Bassler, Charles - Memoirs 2006
The area as I remember it
By Charles Bassler, 2006
I was brought up and worked on a farm, as were many other youths. This was farm country pure and simple, and you could make a living with a few milk cows and raising oats and corn as a supplement. Farmers exchanged help with the hay and grain crops with no money changing hands. The meals prepared by farm women were usually the only payment, and most definitely well worth it. Working days were usually hard and long but it was a healthy environment and you grew to respect nature. Six day working weeks were normal, with only milking chores on Sunday. Sunday was a day for worship, a ride through the countryside, or relaxing with friends and family. We raised our own chickens for eggs and normally a lazy rooster became our Sunday dinner along with vegetables from the garden, or in winter home canned goods. We made homemade ice cream, which usually was consumed long before it had a chance to soften. Sunday rides were a treat, for gasoline was roughly twenty five cents a gallon, and oil around the same price. I mention this because my first car used about as much oil as gas. Our daily hygiene chores were conducted in the outhouse, with a Montgomery Ward catalog for the paper work. Radio, checkers, caroms and playing cards usually filled our limited spare time. Rainy days in the summer were spent fishing on Fox Creek, and as my Grandfather always said, rainy days are good for straightening used nails!
When all the hay and crops were in the barn, we cut firewood, after which we hunted and trapped extensively.
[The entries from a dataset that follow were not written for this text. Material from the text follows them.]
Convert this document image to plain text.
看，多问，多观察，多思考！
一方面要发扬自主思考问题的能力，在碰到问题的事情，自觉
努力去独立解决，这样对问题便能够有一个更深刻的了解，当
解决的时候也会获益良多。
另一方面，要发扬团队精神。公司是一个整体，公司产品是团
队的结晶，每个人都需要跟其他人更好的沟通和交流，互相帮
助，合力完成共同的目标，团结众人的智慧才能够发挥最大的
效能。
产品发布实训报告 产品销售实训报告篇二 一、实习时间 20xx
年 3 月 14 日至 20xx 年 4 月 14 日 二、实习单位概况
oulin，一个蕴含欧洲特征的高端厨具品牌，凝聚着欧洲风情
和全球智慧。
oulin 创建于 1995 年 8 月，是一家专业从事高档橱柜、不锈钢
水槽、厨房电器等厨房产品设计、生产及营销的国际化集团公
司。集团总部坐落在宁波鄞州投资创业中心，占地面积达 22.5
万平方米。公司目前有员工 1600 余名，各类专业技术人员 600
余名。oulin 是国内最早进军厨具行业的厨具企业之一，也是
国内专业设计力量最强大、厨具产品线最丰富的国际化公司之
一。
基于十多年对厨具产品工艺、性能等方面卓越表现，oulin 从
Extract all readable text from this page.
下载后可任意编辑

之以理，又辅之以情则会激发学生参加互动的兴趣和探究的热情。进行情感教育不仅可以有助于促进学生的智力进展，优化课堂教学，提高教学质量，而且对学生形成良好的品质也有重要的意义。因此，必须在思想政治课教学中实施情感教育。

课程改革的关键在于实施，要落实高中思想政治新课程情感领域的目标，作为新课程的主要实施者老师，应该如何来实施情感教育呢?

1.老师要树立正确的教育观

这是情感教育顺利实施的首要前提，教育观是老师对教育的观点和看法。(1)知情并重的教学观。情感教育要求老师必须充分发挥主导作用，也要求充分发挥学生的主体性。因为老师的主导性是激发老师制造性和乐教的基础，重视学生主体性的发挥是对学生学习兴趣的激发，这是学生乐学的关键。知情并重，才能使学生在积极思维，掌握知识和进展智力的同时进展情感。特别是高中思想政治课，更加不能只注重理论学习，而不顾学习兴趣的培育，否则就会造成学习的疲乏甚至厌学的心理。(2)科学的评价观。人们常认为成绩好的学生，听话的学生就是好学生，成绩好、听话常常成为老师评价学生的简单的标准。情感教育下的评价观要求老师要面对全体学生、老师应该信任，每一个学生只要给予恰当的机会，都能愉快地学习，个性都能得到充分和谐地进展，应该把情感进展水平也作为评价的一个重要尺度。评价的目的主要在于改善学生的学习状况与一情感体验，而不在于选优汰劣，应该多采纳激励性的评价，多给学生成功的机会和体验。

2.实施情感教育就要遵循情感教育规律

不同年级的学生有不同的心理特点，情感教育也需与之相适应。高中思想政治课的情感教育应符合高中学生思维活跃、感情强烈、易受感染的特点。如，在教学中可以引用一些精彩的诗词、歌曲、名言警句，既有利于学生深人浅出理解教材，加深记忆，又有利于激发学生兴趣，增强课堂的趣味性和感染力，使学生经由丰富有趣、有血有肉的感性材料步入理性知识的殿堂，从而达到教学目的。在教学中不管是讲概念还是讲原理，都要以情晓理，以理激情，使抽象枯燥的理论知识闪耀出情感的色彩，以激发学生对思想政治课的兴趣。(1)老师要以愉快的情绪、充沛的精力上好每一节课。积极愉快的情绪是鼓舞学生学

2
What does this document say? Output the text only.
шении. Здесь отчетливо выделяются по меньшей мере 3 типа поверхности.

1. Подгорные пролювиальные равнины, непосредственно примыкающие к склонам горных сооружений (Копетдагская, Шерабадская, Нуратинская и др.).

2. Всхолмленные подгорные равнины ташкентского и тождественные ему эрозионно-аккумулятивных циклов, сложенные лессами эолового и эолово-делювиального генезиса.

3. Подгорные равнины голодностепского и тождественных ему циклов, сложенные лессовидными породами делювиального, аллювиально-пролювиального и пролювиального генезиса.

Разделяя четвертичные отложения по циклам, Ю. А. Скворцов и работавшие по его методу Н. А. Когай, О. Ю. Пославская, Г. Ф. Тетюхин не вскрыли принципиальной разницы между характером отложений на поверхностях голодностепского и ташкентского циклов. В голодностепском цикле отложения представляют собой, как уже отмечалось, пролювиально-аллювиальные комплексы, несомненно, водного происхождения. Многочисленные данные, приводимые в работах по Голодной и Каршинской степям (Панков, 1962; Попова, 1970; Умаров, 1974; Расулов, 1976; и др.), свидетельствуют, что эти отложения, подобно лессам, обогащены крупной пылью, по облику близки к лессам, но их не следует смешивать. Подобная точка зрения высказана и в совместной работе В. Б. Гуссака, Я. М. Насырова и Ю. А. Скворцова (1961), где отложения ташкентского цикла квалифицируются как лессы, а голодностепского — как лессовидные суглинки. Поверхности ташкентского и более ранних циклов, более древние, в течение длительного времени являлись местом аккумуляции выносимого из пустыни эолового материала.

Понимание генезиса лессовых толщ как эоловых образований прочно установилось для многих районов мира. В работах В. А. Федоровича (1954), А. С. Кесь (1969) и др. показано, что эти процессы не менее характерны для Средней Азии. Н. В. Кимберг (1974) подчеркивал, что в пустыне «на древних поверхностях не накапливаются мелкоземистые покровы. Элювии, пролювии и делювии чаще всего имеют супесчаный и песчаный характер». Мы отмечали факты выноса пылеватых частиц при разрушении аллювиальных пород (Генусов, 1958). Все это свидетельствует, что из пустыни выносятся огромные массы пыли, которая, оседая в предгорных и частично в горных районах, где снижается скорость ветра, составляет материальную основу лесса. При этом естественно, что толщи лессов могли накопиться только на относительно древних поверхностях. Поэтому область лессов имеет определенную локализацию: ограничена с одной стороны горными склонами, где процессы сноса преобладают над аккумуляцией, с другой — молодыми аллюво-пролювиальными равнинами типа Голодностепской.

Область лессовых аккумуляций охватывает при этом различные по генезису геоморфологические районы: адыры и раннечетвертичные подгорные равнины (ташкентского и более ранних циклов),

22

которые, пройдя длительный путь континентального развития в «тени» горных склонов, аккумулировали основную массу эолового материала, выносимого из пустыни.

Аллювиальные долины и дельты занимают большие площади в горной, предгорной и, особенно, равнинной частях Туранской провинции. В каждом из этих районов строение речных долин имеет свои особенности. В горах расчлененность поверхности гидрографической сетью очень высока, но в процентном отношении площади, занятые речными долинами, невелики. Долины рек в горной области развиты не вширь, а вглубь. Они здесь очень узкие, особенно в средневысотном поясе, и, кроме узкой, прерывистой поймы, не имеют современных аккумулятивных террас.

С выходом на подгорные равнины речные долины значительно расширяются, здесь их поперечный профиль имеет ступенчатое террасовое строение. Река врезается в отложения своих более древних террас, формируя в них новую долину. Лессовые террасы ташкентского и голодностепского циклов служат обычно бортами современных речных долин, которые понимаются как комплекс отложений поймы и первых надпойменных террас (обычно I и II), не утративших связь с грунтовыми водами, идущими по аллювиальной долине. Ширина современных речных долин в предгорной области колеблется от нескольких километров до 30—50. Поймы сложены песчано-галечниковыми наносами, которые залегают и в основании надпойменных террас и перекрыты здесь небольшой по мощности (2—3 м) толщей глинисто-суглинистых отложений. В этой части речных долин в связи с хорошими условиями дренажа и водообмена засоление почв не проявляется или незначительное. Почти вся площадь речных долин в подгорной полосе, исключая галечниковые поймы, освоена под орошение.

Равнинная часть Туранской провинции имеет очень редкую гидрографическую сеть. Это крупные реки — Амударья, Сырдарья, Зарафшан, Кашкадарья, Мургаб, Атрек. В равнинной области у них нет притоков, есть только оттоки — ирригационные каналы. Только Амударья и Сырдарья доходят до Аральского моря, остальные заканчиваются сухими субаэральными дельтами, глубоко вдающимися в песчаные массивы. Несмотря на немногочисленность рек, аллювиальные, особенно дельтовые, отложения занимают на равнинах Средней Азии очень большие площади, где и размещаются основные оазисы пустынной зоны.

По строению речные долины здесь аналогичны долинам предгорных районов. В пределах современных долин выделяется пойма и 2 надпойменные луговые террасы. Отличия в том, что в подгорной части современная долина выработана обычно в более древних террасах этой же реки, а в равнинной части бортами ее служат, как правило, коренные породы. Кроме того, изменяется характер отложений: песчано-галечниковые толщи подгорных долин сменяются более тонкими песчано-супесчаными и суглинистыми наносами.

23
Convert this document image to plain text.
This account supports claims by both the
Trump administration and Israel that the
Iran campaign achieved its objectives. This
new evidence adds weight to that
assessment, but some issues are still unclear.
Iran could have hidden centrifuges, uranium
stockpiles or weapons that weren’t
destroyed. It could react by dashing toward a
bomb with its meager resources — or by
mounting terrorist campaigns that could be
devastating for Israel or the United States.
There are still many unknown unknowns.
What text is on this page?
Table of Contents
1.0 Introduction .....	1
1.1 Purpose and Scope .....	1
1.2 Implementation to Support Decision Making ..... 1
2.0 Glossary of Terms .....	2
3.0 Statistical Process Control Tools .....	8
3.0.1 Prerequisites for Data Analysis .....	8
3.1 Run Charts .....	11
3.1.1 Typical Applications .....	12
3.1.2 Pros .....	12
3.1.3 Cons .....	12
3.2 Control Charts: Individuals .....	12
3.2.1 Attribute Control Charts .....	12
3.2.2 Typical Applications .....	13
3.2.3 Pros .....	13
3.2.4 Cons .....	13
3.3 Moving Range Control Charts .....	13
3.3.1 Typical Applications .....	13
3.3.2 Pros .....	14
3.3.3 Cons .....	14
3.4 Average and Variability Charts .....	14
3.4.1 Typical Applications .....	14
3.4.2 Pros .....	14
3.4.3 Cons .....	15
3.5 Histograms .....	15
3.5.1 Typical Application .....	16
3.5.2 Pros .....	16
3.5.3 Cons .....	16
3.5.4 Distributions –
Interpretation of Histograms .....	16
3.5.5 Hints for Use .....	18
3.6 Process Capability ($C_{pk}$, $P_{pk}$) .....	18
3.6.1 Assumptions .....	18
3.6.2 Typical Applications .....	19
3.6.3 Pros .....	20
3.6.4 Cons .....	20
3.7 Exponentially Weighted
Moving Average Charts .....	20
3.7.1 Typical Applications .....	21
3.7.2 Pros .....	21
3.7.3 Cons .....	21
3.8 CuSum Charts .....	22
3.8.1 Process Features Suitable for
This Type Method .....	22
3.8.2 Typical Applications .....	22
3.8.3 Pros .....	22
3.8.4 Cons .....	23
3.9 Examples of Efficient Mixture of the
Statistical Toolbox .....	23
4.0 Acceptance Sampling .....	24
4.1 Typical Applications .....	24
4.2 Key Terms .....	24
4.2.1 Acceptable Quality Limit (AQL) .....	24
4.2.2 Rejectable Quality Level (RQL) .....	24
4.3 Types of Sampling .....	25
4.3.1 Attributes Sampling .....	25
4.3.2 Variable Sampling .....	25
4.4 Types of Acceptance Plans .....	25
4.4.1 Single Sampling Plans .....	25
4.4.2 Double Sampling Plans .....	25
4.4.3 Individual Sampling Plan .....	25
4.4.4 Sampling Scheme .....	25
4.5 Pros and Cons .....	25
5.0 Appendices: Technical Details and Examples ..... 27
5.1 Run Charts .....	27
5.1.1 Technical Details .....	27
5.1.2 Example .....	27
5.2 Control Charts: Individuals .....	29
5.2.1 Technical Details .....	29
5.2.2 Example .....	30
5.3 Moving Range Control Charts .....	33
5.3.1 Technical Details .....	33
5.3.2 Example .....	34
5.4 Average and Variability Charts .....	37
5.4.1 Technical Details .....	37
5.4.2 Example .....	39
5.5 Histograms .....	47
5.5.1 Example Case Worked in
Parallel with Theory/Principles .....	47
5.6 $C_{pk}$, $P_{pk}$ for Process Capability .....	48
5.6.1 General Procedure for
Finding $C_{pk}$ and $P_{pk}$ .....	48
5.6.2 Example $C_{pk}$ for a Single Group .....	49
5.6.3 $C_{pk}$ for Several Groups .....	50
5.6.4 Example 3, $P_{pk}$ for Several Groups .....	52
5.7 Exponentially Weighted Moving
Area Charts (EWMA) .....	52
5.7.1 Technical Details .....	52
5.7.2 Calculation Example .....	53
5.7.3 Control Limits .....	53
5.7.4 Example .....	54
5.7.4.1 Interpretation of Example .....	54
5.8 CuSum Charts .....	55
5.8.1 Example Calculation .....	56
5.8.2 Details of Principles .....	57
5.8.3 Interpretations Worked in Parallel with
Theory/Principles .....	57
There were no posted signs, and we hunted our neighbor's property and vice versa, with a greeting "Good luck" as we passed each other in the woods. Venison was a winter staple along with home cured ham, liverwurst, head cheese, and salt pork from our own butchered hogs. We ground our own cattle feed and horse feed. Our milk was dumped in milk cans and picked up daily and delivered to the creamery in Central Bridge. Hay and crops were harvested with horse drawn equipment, with tractors just beginning to become popular. All the grain was cut with a reaper and binder and thrashed with a Campbell Thrashing machine, which was made locally in Central Bridge. In the spring we tapped trees and gathered the sap with the horses and a block sleigh. We piped sap across Fox Creek and also we used milk cans in an aluminum boat, when the water wasn't too high or swift. I have fond memories of staying at the sap house at night with my grandfather and keeping fire to boil the sap and make maple syrup.
I could always pedal my bike easier than I could start my car, so I used it for transportation most of the time. I certainly didn't need it for exercise as the farm gave me all I could handle. Looking back, I realize farm work and growing up on a farm may have been hard, but I certainly am glad I had the experience. Back then people respected each other, used common courtesy to each other, cheerfully greeted each other, helped each other and tolerated each other when we had to. With all our modern conveniences, can we in this present day rat race say the same things? Just a thought.